3. Therefore: to listen, to walk, and the third aspect is missionary: to proclaim even to the outskirts. I also borrowed this from you, from your pastoral plan. The Bishop spoke recently about it. However, I wish to emphasize it, because it is something I also experienced a great deal when I was in Buenos Aires: the importance of going out to meet the other in the outskirts, which are places, but which are primarily people living in particular situations in life. This was true in my former diocese, that of Buenos Aires. The outskirt which hurt me a great deal was to find children in middle class families who didn't know how to make the Sign of the Cross. But you see, this is an outskirt! And I ask you, here in this diocese, are there children who do not know how to make the Sign of the Cross? Think about it. These are true outskirts of existence where God is absent.
In one sense, the outskirts of this diocese, for example, are the areas of the diocese that risk being left on the margins, beyond the street lights. But they are also people and human realities that are marginalized and despised. They are people who perhaps live physically close to the “centre” but who spiritually are very far away.
Do not be afraid to go out and meet these people and situations. Do not allow yourselves to be impeded by prejudice, by habit, by an intellectual or pastoral rigidity, by the famous “we've always done it this way!”. However, we can only go to the outskirts if we carry the Word of God in our hearts and if we walk with the Church, like St Francis. Otherwise, we take ourselves, not the Word of God, and this isn't good, it doesn't help anyone! We are not the ones who save the world: it is the Lord himself who saves it!
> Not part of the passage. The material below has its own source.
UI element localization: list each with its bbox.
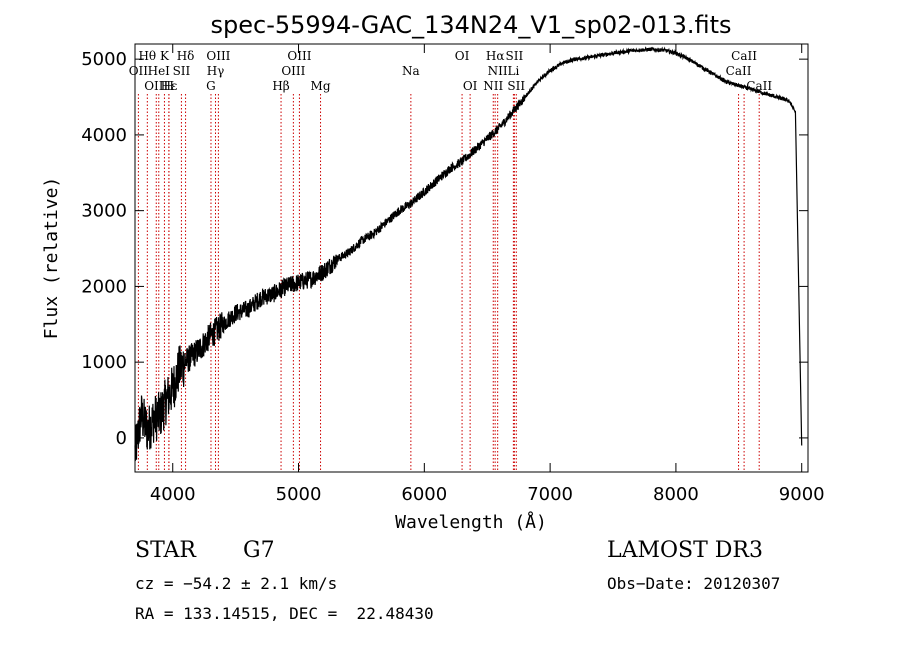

There you are, dear friends. I haven't given you any new recipes. I don't have any, and don't believe anyone who says he does: they don't exist. However, I did find several beautiful and important aspects of the journey of your Church that should be developed, and I want to confirm you in these. Listen to the Word, walk together as brothers and sisters, proclaim the Gospel to the outskirts! May the Lord bless you, may Our Lady protect you, and may St Francis help you all to experience the joy of being disciples of the Lord! Thank you.